If there was ever a clearer illustration of why the Republican brand has tanked, I don’t think I’ve seen it. It seems the Republican caucus wants no part of this bailout package, and anyone paying attention should know why.
They do not lead.
Public opinion on the proposed bailout is split, with more people against it than for it. It is a complicated matter, one that cannot be boiled down to a catchy slogan that people can recite easily or slap on their bumpers. If you have no experience keeping your constituents informed on why you made a particular vote on a particular issue, helping the nation avert a total economic meltdown may not be the issue upon which to cut your teeth. If you have not been transparent in the past, it won’t look like transparency, it will look like pandering. In short, if you haven’t really lead your people, but merely gauged their opinions and took the path of least resistance, you don’t have the tools in your bag to be of much help.
I’m all for a bailout, provided that we, also known as The Collective, approach this process as if the shoe were on the other foot.
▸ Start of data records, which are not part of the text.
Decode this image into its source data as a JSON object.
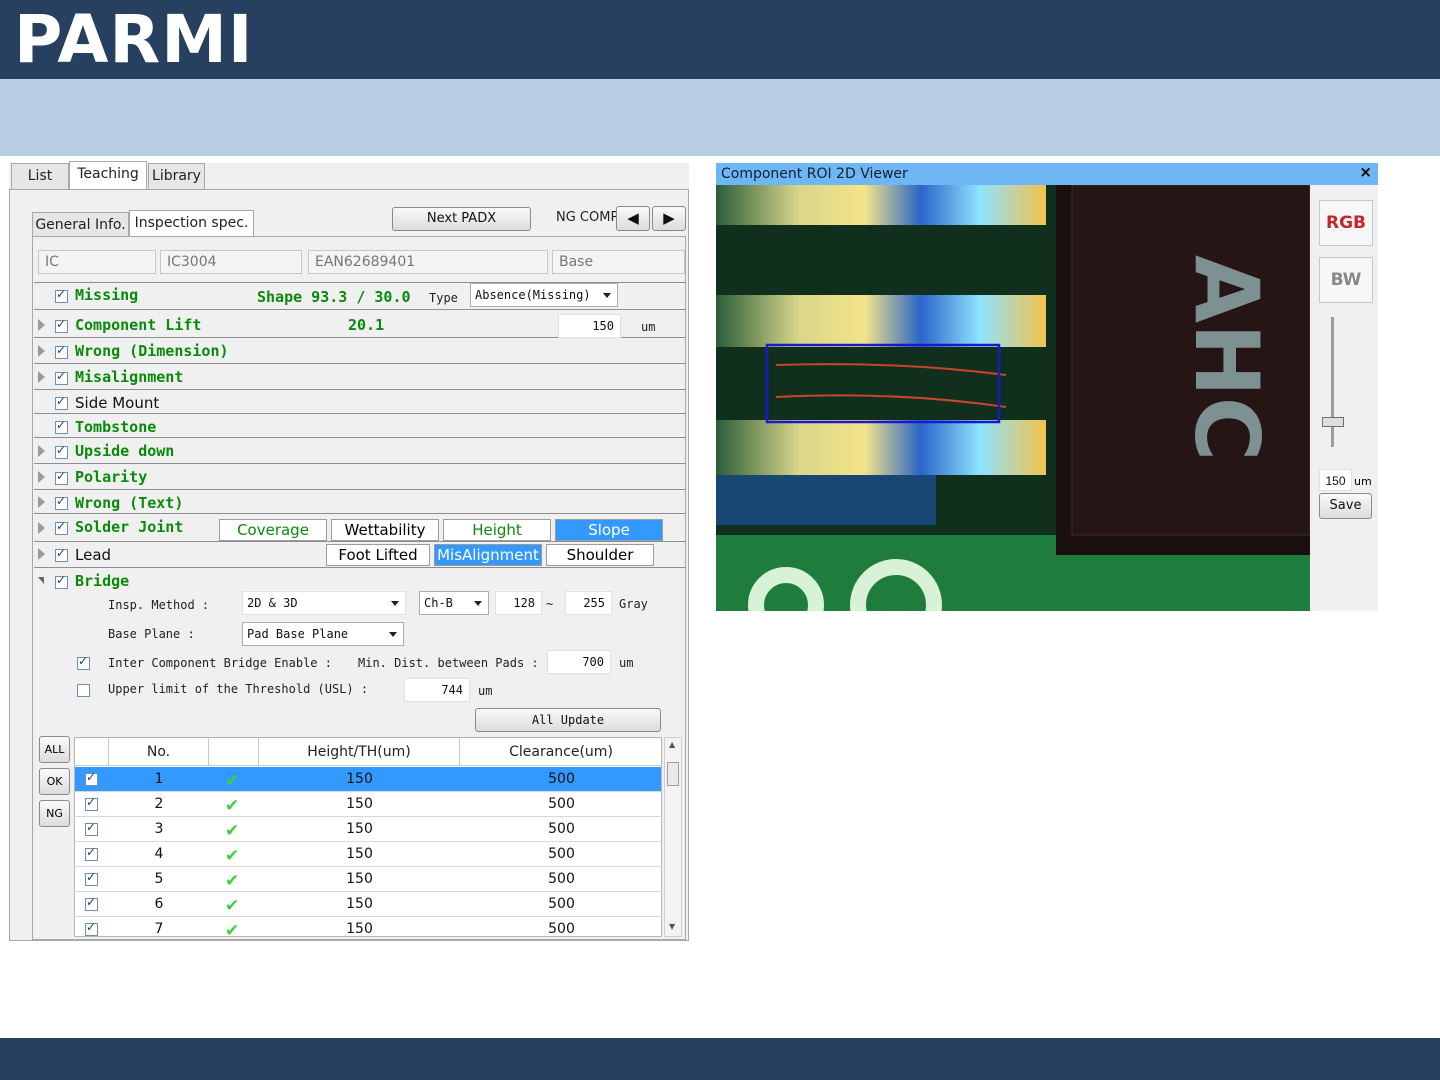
{
  "brand": {
    "logo_text": "PARMI"
  },
  "tabs": {
    "list": "List",
    "teaching": "Teaching",
    "library": "Library"
  },
  "subtabs": {
    "general": "General Info.",
    "inspection": "Inspection spec."
  },
  "toolbar": {
    "next_padx": "Next PADX",
    "ng_comp": "NG COMP"
  },
  "info_fields": [
    "IC",
    "IC3004",
    "EAN62689401",
    "Base"
  ],
  "rows": {
    "missing": {
      "label": "Missing",
      "shape": "Shape 93.3 / 30.0",
      "type_label": "Type",
      "type_value": "Absence(Missing)"
    },
    "component_lift": {
      "label": "Component  Lift",
      "value": "20.1",
      "input": "150",
      "unit": "um"
    },
    "wrong_dim": {
      "label": "Wrong (Dimension)"
    },
    "misalignment": {
      "label": "Misalignment"
    },
    "side_mount": {
      "label": "Side Mount"
    },
    "tombstone": {
      "label": "Tombstone"
    },
    "upside_down": {
      "label": "Upside down"
    },
    "polarity": {
      "label": "Polarity"
    },
    "wrong_text": {
      "label": "Wrong (Text)"
    },
    "solder_joint": {
      "label": "Solder Joint",
      "segments": [
        "Coverage",
        "Wettability",
        "Height",
        "Slope"
      ],
      "selected": "Slope"
    },
    "lead": {
      "label": "Lead",
      "segments": [
        "Foot Lifted",
        "MisAlignment",
        "Shoulder"
      ],
      "selected": "MisAlignment"
    },
    "bridge": {
      "label": "Bridge"
    }
  },
  "bridge": {
    "insp_method_label": "Insp. Method :",
    "insp_method_value": "2D & 3D",
    "channel": "Ch-B",
    "min": "128",
    "tilde": "~",
    "max": "255",
    "gray": "Gray",
    "base_plane_label": "Base Plane :",
    "base_plane_value": "Pad Base Plane",
    "inter_enable_label": "Inter Component Bridge Enable :",
    "min_dist_label": "Min. Dist. between Pads :",
    "min_dist_value": "700",
    "min_dist_unit": "um",
    "usl_label": "Upper limit of the Threshold (USL)  :",
    "usl_value": "744",
    "usl_unit": "um",
    "all_update": "All Update"
  },
  "side_buttons": {
    "all": "ALL",
    "ok": "OK",
    "ng": "NG"
  },
  "table": {
    "headers": [
      "",
      "No.",
      "",
      "Height/TH(um)",
      "Clearance(um)"
    ],
    "rows": [
      {
        "no": "1",
        "height": "150",
        "clearance": "500"
      },
      {
        "no": "2",
        "height": "150",
        "clearance": "500"
      },
      {
        "no": "3",
        "height": "150",
        "clearance": "500"
      },
      {
        "no": "4",
        "height": "150",
        "clearance": "500"
      },
      {
        "no": "5",
        "height": "150",
        "clearance": "500"
      },
      {
        "no": "6",
        "height": "150",
        "clearance": "500"
      },
      {
        "no": "7",
        "height": "150",
        "clearance": "500"
      }
    ]
  },
  "viewer": {
    "title": "Component ROI 2D Viewer",
    "close": "×",
    "rgb": "RGB",
    "bw": "BW",
    "value": "150",
    "unit": "um",
    "save": "Save",
    "component_text": "AHC"
  },
  "colors": {
    "header": "#27405f",
    "subbar": "#b8cce4",
    "selection": "#3399ff",
    "green_label": "#0a8a0a",
    "viewer_title": "#6fb6f4"
  }
}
If, for some reason, the United States Treasury were to approach the banking and finance industry for an emergency loan, I’m pretty sure that they, having the upper hand, or leverage, if you prefer, would ensure that they received, at a minimum, the following:
1. Control over how the money was spent.
2. A stake in the “company.” Percentages can be determined later.
3. A healthy return on their investment.
4. A hedge fee for making the loan in the first place.
Approach it as a business deal. Have Congress announce that it will provide a bailout measure to calm nervous investors. Explain that in a business transaction of that size, due diligence is required. Go home and explain to your constituents what is at stake if we do nothing, then lead them, regardless of what impact that decision has on your chances of re-election. That, my friends, is leadership.